Lima: I pay $7 for a man to risk his life

Alicia and I consider ourselves “foodies”.  We’re always on the prowl for a good meal.  Lima didn’t disappoint, with a unique cuisine and dishes to try while taking in some scenic views.  Before we get to the evening and dining, here’s a few more scenes we took in while walking and biking around Lima.

paragliding-lima

We are on a bus tour where we are on top of the open-top bus.  This paraglider is maybe 20 meters from us (when you leave the US you are required to talk only in meters.  Gotta sign a form and everything).  Yes there are two people on that paraglider.  For the low, low price for $40 USD you can risk your life!  I looked up the statistics on this and found that it’s merely 3x more dangerous than cars.  The accident rate worldwide for cars is 1.8 deaths per 10,000 while for paragliding it’s close to 7.  They take off from land very easily as they ride the air currents coming up the cliff.  Alicia said I couldn’t do it. =(

There are usually 5-10 paragliders over the Lima coast at any given time.  It rarely rains in Lima, and the wind and current is always persistent making it a great location for something like this.

lima-diving-monk

Mountain of the Monk(?) Riding out of the Barranco neighborhood, we encounter a seaside outcropping of rock with many locals congregating to watch the ocean crashing into the rocks. On top of the rocks over a ~70 foot drop into the water stands a man in white robes who dives for the crowd. There’s a story behind his jump, and per usual it’s one of forbidden love. The story goes that some time hundreds of years ago there was a servant boy in love with a noble girl. The father catches wind of this and forces the boy into the monastery at the tender age of 15. They continue their love in secret until the father decides to move the family away. The young monk, stricken with grief, flings himself from the mountaintop nearby. The diver’s monologue gives homage to the tragedy. That’s a great story and all, but then I enter and screw it all up. I missed the first jump of the “monk”, so I give him 20 soles (~$7 USD) to do it again. He’s very happy to do it again as that’s generally how much he’ll make during a full day or two of dives. Then it occurred to me that I gave a dude 7 dollars to risk his life because I can’t work my fancy first-world-overpriced iPhone. Then I felt dumb.

One of the things we learned in Lima was that prices didn’t quite conform to the quality of the food.  For the most part, the mid range and high priced restaurants severed similarly tasty food according to our palettes.  The expensive restaurants we went to were priced more for the view than the food.

mama-olla-tacutacu

The best food we’ve had in Lima (and perhaps all of Peru) was at a little place called Mama Olla’s.   Alicia has some mystery steak that she loved, and I had thin beef done “tacu-tacu”: it comes with a fried banana, fried egg, and formed rice.  We were in Lima the night before the elections.

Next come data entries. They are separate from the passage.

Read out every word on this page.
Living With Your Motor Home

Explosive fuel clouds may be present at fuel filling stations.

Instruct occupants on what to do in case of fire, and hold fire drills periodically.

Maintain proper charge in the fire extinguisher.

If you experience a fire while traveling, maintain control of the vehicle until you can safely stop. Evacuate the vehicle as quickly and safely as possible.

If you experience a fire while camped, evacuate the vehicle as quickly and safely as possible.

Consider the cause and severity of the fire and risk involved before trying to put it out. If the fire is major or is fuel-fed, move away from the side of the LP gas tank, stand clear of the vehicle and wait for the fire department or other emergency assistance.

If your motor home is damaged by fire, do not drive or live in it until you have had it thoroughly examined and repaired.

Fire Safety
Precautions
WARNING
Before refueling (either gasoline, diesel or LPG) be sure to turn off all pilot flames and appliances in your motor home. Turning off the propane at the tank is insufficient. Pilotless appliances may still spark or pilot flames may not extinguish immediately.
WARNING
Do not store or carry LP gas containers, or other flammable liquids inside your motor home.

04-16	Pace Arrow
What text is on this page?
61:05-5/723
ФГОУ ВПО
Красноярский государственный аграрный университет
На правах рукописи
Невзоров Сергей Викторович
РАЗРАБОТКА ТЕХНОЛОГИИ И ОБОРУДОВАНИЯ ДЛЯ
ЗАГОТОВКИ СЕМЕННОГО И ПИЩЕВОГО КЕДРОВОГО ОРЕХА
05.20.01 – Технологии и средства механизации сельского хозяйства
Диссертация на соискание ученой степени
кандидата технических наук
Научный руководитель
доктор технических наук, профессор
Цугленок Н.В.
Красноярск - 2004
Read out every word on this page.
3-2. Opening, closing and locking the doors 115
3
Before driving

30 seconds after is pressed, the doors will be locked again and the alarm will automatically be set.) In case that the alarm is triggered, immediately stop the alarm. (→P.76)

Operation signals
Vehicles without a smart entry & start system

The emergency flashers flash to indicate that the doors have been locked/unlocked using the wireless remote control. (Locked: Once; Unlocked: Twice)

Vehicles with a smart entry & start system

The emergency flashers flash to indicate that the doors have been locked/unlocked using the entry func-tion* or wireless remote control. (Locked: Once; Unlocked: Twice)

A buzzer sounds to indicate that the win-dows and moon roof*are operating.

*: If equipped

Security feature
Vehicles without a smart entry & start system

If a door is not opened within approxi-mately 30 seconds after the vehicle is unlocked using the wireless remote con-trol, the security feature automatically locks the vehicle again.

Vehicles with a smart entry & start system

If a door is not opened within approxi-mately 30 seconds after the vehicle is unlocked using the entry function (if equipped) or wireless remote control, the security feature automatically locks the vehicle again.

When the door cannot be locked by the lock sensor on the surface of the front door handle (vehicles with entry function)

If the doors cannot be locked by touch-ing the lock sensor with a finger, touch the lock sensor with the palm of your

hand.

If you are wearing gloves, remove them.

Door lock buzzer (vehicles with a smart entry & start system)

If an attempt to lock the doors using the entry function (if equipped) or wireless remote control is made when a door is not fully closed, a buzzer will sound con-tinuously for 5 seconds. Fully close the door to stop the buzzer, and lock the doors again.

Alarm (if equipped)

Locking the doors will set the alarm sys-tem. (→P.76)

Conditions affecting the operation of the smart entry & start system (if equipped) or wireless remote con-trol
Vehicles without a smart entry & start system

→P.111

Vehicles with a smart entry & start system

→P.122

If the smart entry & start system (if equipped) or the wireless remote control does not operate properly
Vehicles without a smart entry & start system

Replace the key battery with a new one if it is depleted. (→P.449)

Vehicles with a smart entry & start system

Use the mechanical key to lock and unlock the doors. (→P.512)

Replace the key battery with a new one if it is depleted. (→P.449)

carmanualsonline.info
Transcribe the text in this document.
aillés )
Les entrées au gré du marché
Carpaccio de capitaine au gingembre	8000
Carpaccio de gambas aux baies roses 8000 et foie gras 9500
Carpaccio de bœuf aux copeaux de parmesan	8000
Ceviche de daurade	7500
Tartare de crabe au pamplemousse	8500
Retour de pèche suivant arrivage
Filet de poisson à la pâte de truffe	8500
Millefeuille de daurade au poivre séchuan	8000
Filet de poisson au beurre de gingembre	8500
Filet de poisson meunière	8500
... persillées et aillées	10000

There is a required 24 hour ban on alcohol before and after the election process, presumably because it’s a very serious matter. Our biking guide explained it best: it’s the only weekend everyone gets completely drunk, as there are discounts on liquor since they can’t sell for a few days. So all the locals have parties with cheap booze on election day while the tourists are the ones who are punished.  The system works!

drinks-at-la-rosa-nautica

La Rosa Nautica is a cute little restaurant that sits on a pier extending from Miraflores.  It’s a very classy place that requires a reservation and has some pretty solid food.  But for a cab ride there and back along with the upcharge for having an exclusive location doesn’t make it a great value.  Going for drinks out there is a definite “must”, however.

huaca-pucllana

Inca meets McDonalds: Huaca Pucallana is an Inca ruin site in Lima that’s made of adobe bricks (baked straw and mud). The kicker to this ancient city is that on top of it now resides a high class restaurant. In the picture here, that is a centuries old mud oven just a few feet from the modern kitchen that serves hundred of guests each night.  Having a centuries old ruins as a backdrop to a good meal is pretty neat.  I can’t say I’ve ever done it before.